Chi è il bullo?

Alle medie ero continuamente bersaglio di piccole angherie per lo più verbali, talvolta fisiche. Era un continuo senza fine, una sorta di gioco – immagino oggi – che a me non piaceva per nulla. Protestavo con i professori e a casa con i miei genitori, ma nulla cambiava.

Una mattina in cui tutta la classe era in fila lungo le scale per spostarsi da un’aula a un’altra iniziò la solita tiritera di scherni e insulti. Mi girai e sferrai un pugno, a cui seguì immediatamente una nota sul registro e la spiegazione della docente ai miei genitori: avevo ragione nella sostanza, il compagno esagerava da tanto tempo, ma il modo che avevo avuto di reagire era deprecabile.

Riassumendo: oggetto di vessazioni continue e non gradite, per la mia famiglia dovevo essere capace di farmi valere trovando le soluzioni in modo autonomo, per la prof. avevo diritto a protestare tuttavia una reazione era vietata, anzi punita.

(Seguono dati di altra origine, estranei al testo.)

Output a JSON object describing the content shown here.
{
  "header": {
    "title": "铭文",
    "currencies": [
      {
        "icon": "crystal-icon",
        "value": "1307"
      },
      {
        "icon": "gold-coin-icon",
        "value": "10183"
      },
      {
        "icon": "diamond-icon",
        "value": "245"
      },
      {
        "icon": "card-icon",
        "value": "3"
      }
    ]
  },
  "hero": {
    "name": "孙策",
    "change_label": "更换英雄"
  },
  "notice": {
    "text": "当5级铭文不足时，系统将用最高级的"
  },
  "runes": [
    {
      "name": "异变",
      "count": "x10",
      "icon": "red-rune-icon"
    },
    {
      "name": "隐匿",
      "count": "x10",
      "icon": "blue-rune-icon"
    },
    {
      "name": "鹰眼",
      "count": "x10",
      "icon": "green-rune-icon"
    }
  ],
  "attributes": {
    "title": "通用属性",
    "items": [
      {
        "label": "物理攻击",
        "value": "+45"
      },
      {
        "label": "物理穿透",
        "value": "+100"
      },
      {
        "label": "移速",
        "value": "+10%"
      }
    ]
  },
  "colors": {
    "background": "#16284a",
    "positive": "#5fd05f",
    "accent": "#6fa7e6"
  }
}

Non ho potuto dunque non interessarmi alla vicenda di due ragazzi, Francesco e Giammarco, una storia semplice e facile da raccontare: uno è vessato dall’altro e dopo l’ennesima provocazione sferra un pugno.

La storia mi ricordava effettivamente qualcosa.

Improvvisamente le parti nella commedia della vita si invertono: il bullo diventa vittima, la vittima bullo.

I genitori a questo punto intervengono portando in tribunale la faccenda e chiedendo un risarcimento economico: il fendente aveva rotto un dente del loro figlio. Da qui si arriva alla Corte di Appello e poi alla Cassazione e alla cronaca.

La vicenda è interessante perché la Cassazione, con la sentenza 22541, argina, condannandoli, i comportamenti prevaricatori e vessatori, considerando anche le condizioni di umiliazione a cui l’adolescente – vittima sino al pugno sferrato – è stato ripetutamente sottoposto. L’ordinamento giuridico si dimostra così attento nei riguardi dei giovani che, non essendo stati creduti, tantomeno supportati e compresi nelle difficoltà relazionali, si trovano a dover fronteggiare da soli, privi del sostegno di un adulto, meglio se un educatore, vicende di bullismo. Troviamo scritto nel verdetto: “Quando l’autore della reazione è un adolescente, vittima di comportamenti prevaricatori, reiterati nel tempo, occorre tener conto che la sua personalità non si è ancora formata in modo saldo e positivo rispetto alla sequela vittimizzante cui è stato sottoposto. […]. Ed è prevedibile che la vittima possa reagire con comportamenti aggressivi internalizzati che possono trasformarsi, con costi particolarmente elevati in termini emotivi, in forme di resilienza passiva e autoconservativa, evolversi in forme di autodistruzione oppure tradursi, come in questo caso, in comportamenti esternalizzati aggressivi”.

Secondo la Cassazione: “in assenza di prove circa come le istituzioni, la scuola, in particolare, fossero intervenute per arginare il fenomeno del bullismo e per sostenere Francesco, mancando anche la prova di espressioni di condanna pubblica e sociale del comportamento adottato dai cosiddetti bulli, non era legittimo attendersi da parte di Francesco, adolescente, una reazione razionale, controllata e non emotiva”.

La legge si dimostra dunque sensibile nei confronti delle vittime, ma non solo, infatti la Suprema Corte evidenzia anche il concorso di colpa dei genitori che hanno giustificato il gesto violento del figlio. Secondo la Cassazione la reazione violenta del ragazzo non è un atto di valore, allo stesso tempo non è però possibile banalizzare il contesto in cui il gesto è avvenuto. In sostanza è ancora il contesto generale da considerare, anche perché il bullismo non è un fatto privato, bensì sociale, che richiede capacità di individuazione e di comprensione del problema, e che prevede la messa in campo dell’intelligenza emotiva e di competenze didattiche e scientifiche.

Il racconto, inoltre, evidenzia come sia facile passare dalla parte del bullo a quella della vittima, e come sia labile il confine tra le due situazioni.

Rispondiamo onestamente: chi almeno una volta nella vita non si è comportato da bullo?